News reports — even Bloomberg, which ought to know something about real estate — identified Comcast as the building’s owner. In fact, 30 Rock’s landlord, since the mid-1990s, is Tishman Speyer. Comcast owns all of NBC Universal, but only about one-third of 30 Rock — a commercial condominium inside the 2.5-million-square-foot tower.
The error was less annoying than the insufficient public adoration for 30 Rock.

Sure, millions admire it as a backdrop to the Christmas tree, home of the Rainbow Room or setting of the rollicking Alec Baldwin/Tina Fey sitcom. For all that — and its fame as home to “Saturday Night Live” and “The Tonight Show” — the building itself draws nothing like the oohing and aahing over the Empire State and Chrysler buildings, or perhaps even new One World Trade Center.

Yet no other landmark can equal its emblematic reflection of New York as the empire city. With its iconic location overlooking the Channel Gardens, 30 Rock is not merely the throbbing heartbeat of Rockefeller Center, but of all Midtown.
At 30 Rock, it’s not as if time stood still since the 1950s, when it first awed me as a child — it’s as if 1950s Midtown were truly as romantic as they were made to seem in movies like “My Favorite Year.”

30 Rock uniquely serves as a vertical town square for all the good things which draw the world to Manhattan. The marble lobby, with entrances on four sides and wrapped on its east end by Josep Maria Sert’s soaring murals, is as welcoming to TV stars, lawyers and brokers heading upstairs as it is to employees of fast-food shops in the underground concourse.

Many entertainment and financial firms abandoned East Midtown for locations south and west, but 30 Rock never got the memo. Here dwell NBC (since 1933!), Wall Street’s Lazard and Deloitte, law firms Baker Botts and Haynes & Boone, the 65th-floor Rainbow Room, SixtyFive lounge, and open-air Top of the Rock, the city’s best observatory.
They share the Art Deco splendor with the best shoeshine spot in town, Eddie’s, among scores of humble shops and services in the concourse.

30 Rock’s top-to-bottom beauty laughs at the Empire State Building, which is unremarkable below its colorfully lit crown. It is immeasurably friendlier than the Chrysler Building, which apart from its sexy spire is an office address with few public amenities.

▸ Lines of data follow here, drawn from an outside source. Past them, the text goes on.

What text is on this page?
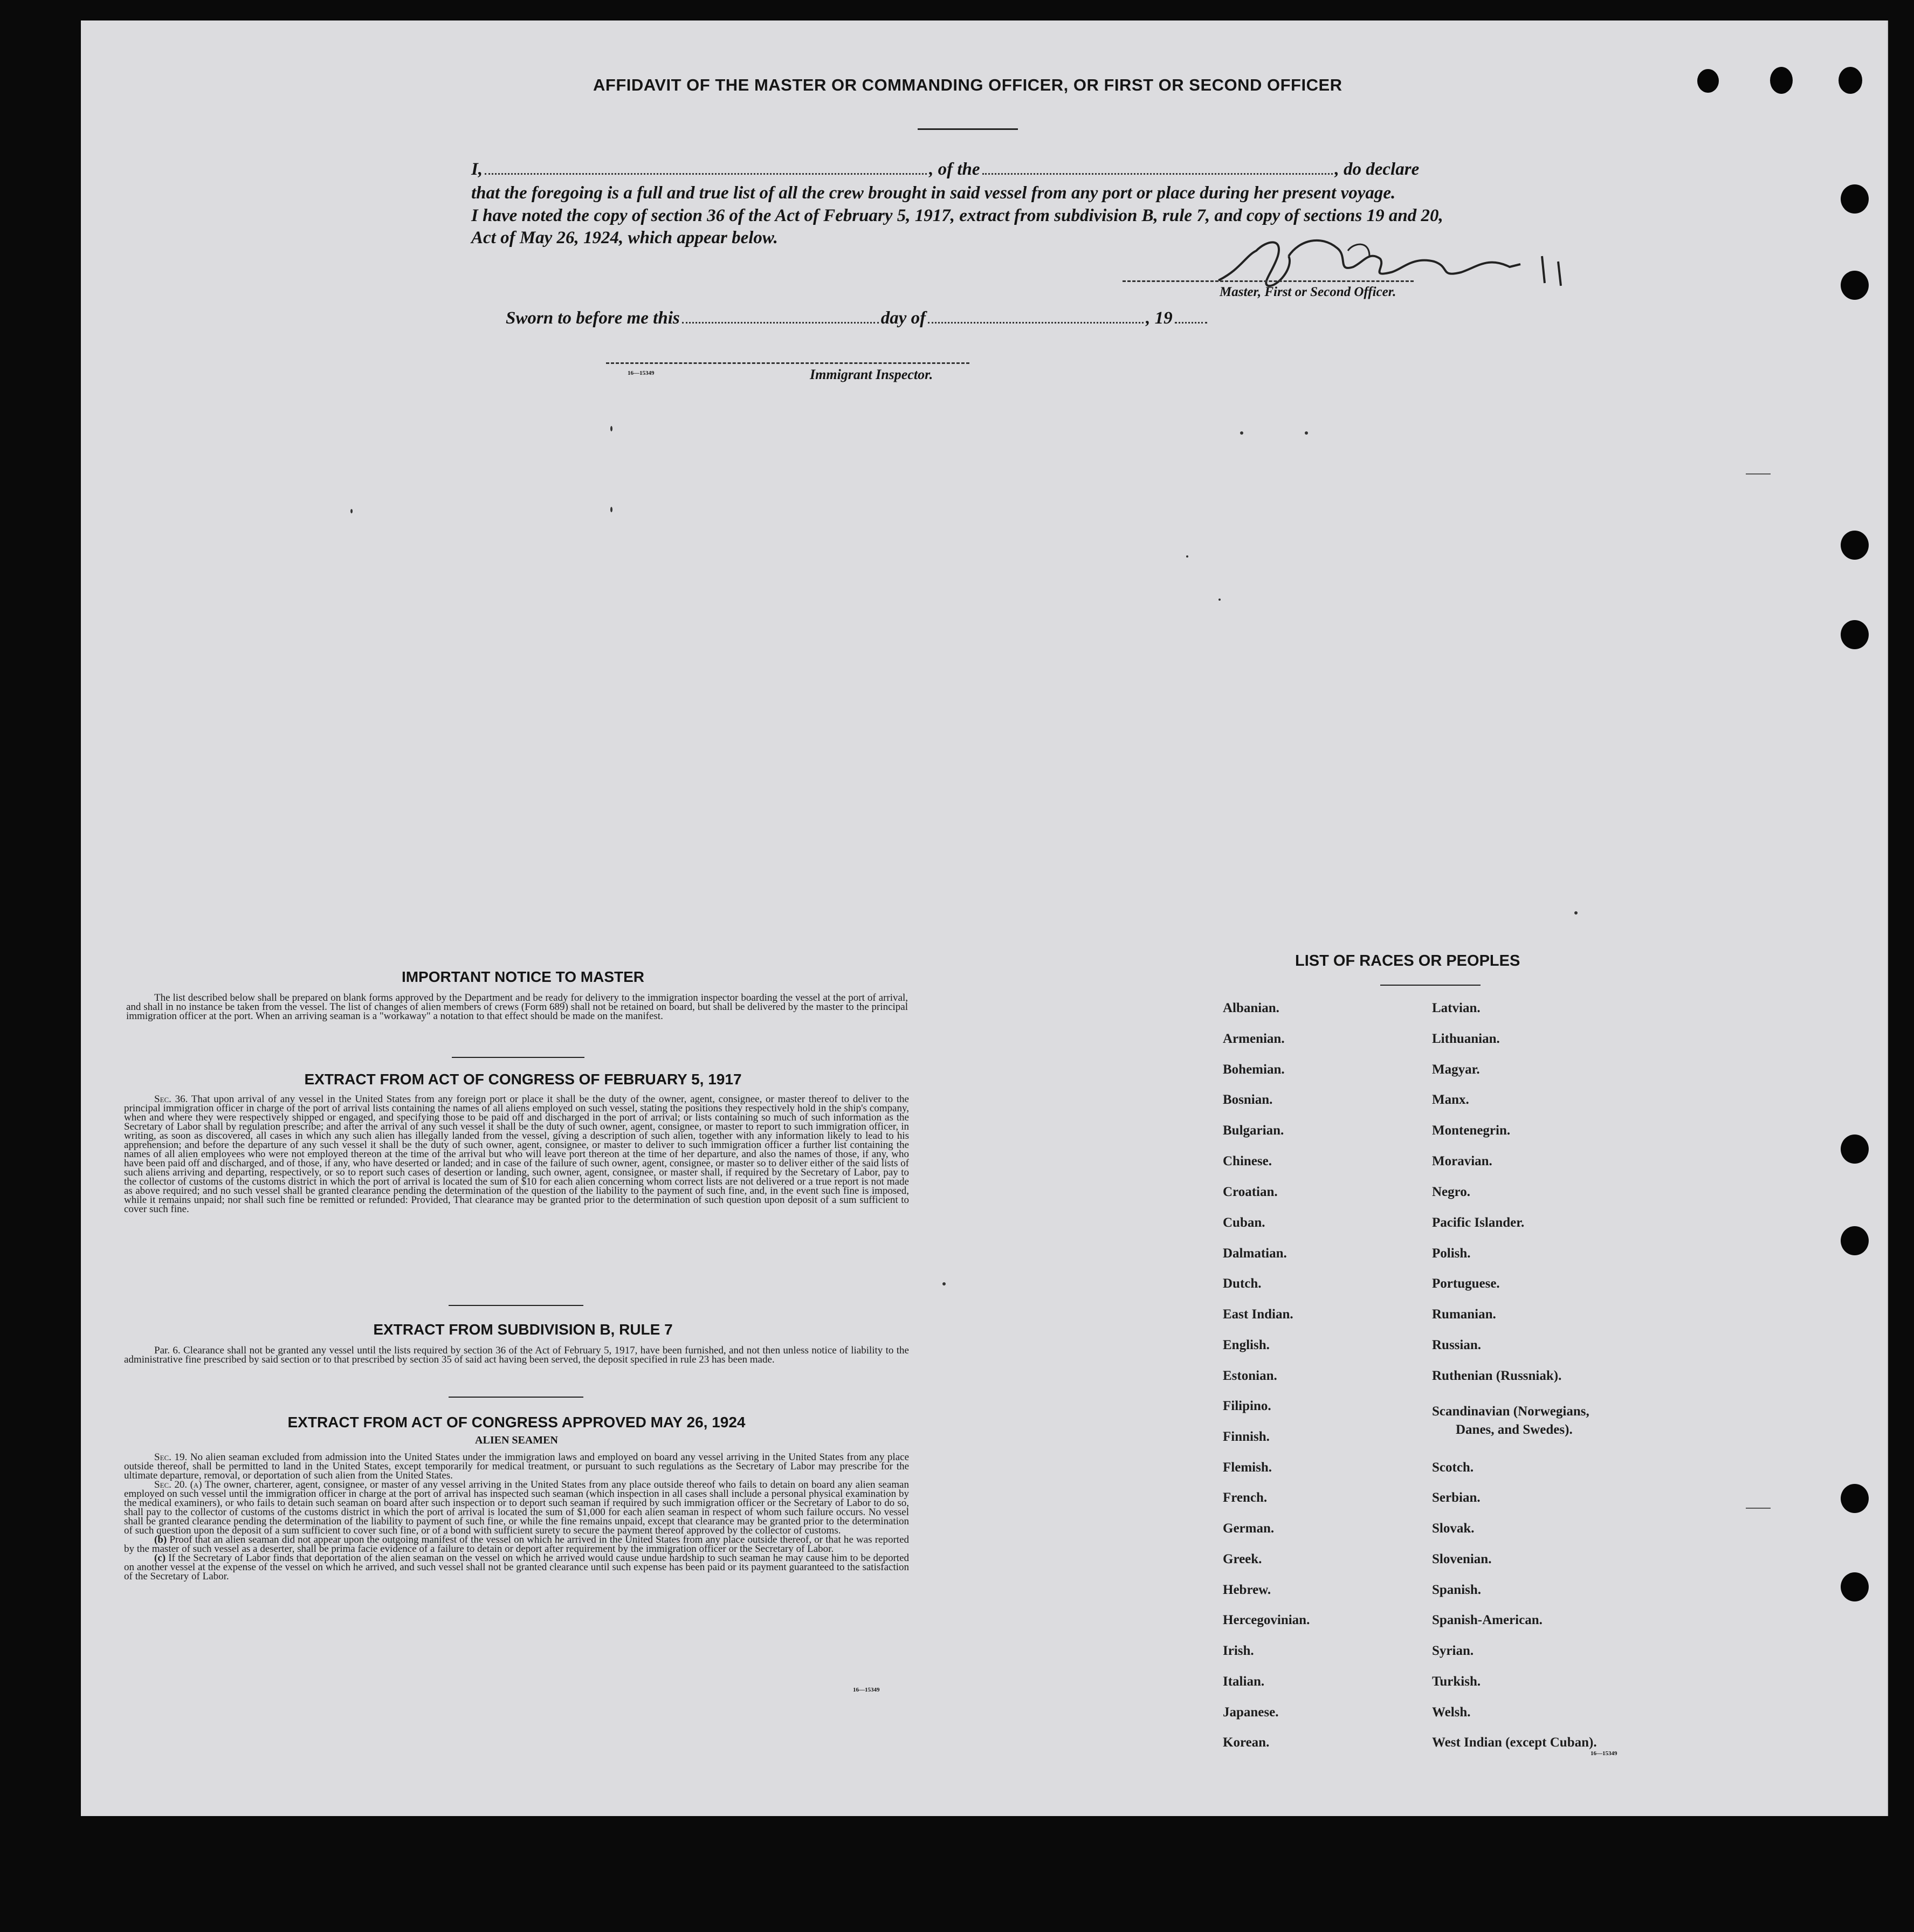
AFFIDAVIT OF THE MASTER OR COMMANDING OFFICER, OR FIRST OR SECOND OFFICER
I,	, of the	, do declare
that the foregoing is a full and true list of all the crew brought in said vessel from any port or place during her present voyage.
I have noted the copy of section 36 of the Act of February 5, 1917, extract from subdivision B, rule 7, and copy of sections 19 and 20,
Act of May 26, 1924, which appear below.
Master, First or Second Officer.
Sworn to before me this	day of	, 19
16—15349	Immigrant Inspector.
IMPORTANT NOTICE TO MASTER
The list described below shall be prepared on blank forms approved by the Department and be ready for delivery to the immigration inspector boarding the vessel at the port of arrival, and shall in no instance be taken from the vessel. The list of changes of alien members of crews (Form 689) shall not be retained on board, but shall be delivered by the master to the principal immigration officer at the port. When an arriving seaman is a "workaway" a notation to that effect should be made on the manifest.
EXTRACT FROM ACT OF CONGRESS OF FEBRUARY 5, 1917
Sec. 36. That upon arrival of any vessel in the United States from any foreign port or place it shall be the duty of the owner, agent, consignee, or master thereof to deliver to the principal immigration officer in charge of the port of arrival lists containing the names of all aliens employed on such vessel, stating the positions they respectively hold in the ship's company, when and where they were respectively shipped or engaged, and specifying those to be paid off and discharged in the port of arrival; or lists containing so much of such information as the Secretary of Labor shall by regulation prescribe; and after the arrival of any such vessel it shall be the duty of such owner, agent, consignee, or master to report to such immigration officer, in writing, as soon as discovered, all cases in which any such alien has illegally landed from the vessel, giving a description of such alien, together with any information likely to lead to his apprehension; and before the departure of any such vessel it shall be the duty of such owner, agent, consignee, or master to deliver to such immigration officer a further list containing the names of all alien employees who were not employed thereon at the time of the arrival but who will leave port thereon at the time of her departure, and also the names of those, if any, who have been paid off and discharged, and of those, if any, who have deserted or landed; and in case of the failure of such owner, agent, consignee, or master so to deliver either of the said lists of such aliens arriving and departing, respectively, or so to report such cases of desertion or landing, such owner, agent, consignee, or master shall, if required by the Secretary of Labor, pay to the collector of customs of the customs district in which the port of arrival is located the sum of $10 for each alien concerning whom correct lists are not delivered or a true report is not made as above required; and no such vessel shall be granted clearance pending the determination of the question of the liability to the payment of such fine, and, in the event such fine is imposed, while it remains unpaid; nor shall such fine be remitted or refunded: Provided, That clearance may be granted prior to the determination of such question upon deposit of a sum sufficient to cover such fine.
EXTRACT FROM SUBDIVISION B, RULE 7
Par. 6. Clearance shall not be granted any vessel until the lists required by section 36 of the Act of February 5, 1917, have been furnished, and not then unless notice of liability to the administrative fine prescribed by said section or to that prescribed by section 35 of said act having been served, the deposit specified in rule 23 has been made.
EXTRACT FROM ACT OF CONGRESS APPROVED MAY 26, 1924
ALIEN SEAMEN
Sec. 19. No alien seaman excluded from admission into the United States under the immigration laws and employed on board any vessel arriving in the United States from any place outside thereof, shall be permitted to land in the United States, except temporarily for medical treatment, or pursuant to such regulations as the Secretary of Labor may prescribe for the ultimate departure, removal, or deportation of such alien from the United States.
Sec. 20. (a) The owner, charterer, agent, consignee, or master of any vessel arriving in the United States from any place outside thereof who fails to detain on board any alien seaman employed on such vessel until the immigration officer in charge at the port of arrival has inspected such seaman (which inspection in all cases shall include a personal physical examination by the medical examiners), or who fails to detain such seaman on board after such inspection or to deport such seaman if required by such immigration officer or the Secretary of Labor to do so, shall pay to the collector of customs of the customs district in which the port of arrival is located the sum of $1,000 for each alien seaman in respect of whom such failure occurs. No vessel shall be granted clearance pending the determination of the liability to payment of such fine, or while the fine remains unpaid, except that clearance may be granted prior to the determination of such question upon the deposit of a sum sufficient to cover such fine, or of a bond with sufficient surety to secure the payment thereof approved by the collector of customs.
(b) Proof that an alien seaman did not appear upon the outgoing manifest of the vessel on which he arrived in the United States from any place outside thereof, or that he was reported by the master of such vessel as a deserter, shall be prima facie evidence of a failure to detain or deport after requirement by the immigration officer or the Secretary of Labor.
(c) If the Secretary of Labor finds that deportation of the alien seaman on the vessel on which he arrived would cause undue hardship to such seaman he may cause him to be deported on another vessel at the expense of the vessel on which he arrived, and such vessel shall not be granted clearance until such expense has been paid or its payment guaranteed to the satisfaction of the Secretary of Labor.
16—15349
LIST OF RACES OR PEOPLES
Albanian.
Armenian.
Bohemian.
Bosnian.
Bulgarian.
Chinese.
Croatian.
Cuban.
Dalmatian.
Dutch.
East Indian.
English.
Estonian.
Filipino.
Finnish.
Flemish.
French.
German.
Greek.
Hebrew.
Hercegovinian.
Irish.
Italian.
Japanese.
Korean.
Latvian.
Lithuanian.
Magyar.
Manx.
Montenegrin.
Moravian.
Negro.
Pacific Islander.
Polish.
Portuguese.
Rumanian.
Russian.
Ruthenian (Russniak).
Scandinavian (Norwegians,
Danes, and Swedes).
Scotch.
Serbian.
Slovak.
Slovenian.
Spanish.
Spanish-American.
Syrian.
Turkish.
Welsh.
West Indian (except Cuban).
16—15349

30 Rock reads as a thin pencil viewed from east or west, a limestone palisade from north or south. Its roof is flat, not sharp-pointed. But it needs no needle to find heaven. Cunningly spaced setbacks crescendo skyward like the cathedral-of-sound, first movement of Brahms’ Fourth Symphony.

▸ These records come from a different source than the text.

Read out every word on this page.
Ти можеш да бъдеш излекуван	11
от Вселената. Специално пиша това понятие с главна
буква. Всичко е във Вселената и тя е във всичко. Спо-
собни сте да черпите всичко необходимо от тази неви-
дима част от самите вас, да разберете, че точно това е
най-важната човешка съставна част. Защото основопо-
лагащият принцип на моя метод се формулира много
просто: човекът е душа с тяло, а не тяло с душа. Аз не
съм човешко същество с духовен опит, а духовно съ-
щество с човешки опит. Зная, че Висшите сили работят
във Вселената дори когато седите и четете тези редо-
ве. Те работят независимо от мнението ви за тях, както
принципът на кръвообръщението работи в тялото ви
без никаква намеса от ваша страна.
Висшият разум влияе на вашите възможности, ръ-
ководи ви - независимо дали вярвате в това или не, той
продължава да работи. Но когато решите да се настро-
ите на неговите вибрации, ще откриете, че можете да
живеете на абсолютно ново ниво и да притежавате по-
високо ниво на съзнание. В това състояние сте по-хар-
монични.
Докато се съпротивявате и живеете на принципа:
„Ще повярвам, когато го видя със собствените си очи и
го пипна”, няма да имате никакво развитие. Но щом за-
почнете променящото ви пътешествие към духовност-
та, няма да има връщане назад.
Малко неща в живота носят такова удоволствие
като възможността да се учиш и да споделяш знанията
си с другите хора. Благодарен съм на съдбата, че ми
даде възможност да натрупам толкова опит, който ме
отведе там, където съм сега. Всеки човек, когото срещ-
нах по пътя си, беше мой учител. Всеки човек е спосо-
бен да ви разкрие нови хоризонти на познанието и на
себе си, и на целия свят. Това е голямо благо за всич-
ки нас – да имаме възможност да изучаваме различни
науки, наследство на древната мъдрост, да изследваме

The tower owes its enduring greatness to three sets of visionaries — the Rockefeller family, which erected a mighty urban complex in the depth of the Great Depression; its architects, led by Raymond Hood; and Tishman Speyer, which rescued it from years of neglect and made it better than when it first enchanted me as a child.

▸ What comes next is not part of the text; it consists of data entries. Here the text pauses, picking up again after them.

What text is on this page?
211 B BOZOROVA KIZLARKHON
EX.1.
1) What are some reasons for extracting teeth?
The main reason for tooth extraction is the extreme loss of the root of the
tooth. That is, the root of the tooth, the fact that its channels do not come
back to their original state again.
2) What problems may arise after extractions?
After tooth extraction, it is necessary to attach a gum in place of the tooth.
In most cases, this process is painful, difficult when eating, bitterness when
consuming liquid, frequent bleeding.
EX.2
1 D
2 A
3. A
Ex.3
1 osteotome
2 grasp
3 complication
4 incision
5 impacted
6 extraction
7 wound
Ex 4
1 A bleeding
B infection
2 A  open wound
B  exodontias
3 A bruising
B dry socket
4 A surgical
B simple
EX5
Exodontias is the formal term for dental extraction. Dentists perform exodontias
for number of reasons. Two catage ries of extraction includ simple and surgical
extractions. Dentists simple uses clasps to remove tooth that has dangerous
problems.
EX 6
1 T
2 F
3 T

But one ghostly vestige remains of the long-ago: Just inside the Sixth Avenue entrance, at an elevator bank for office-goers, hangs a felt directory board of the kind once used to guide visitors. It was stripped of its tenant list perhaps in the 1980s. But a few letters stubbornly cling to the black background. They say “RCA Building.”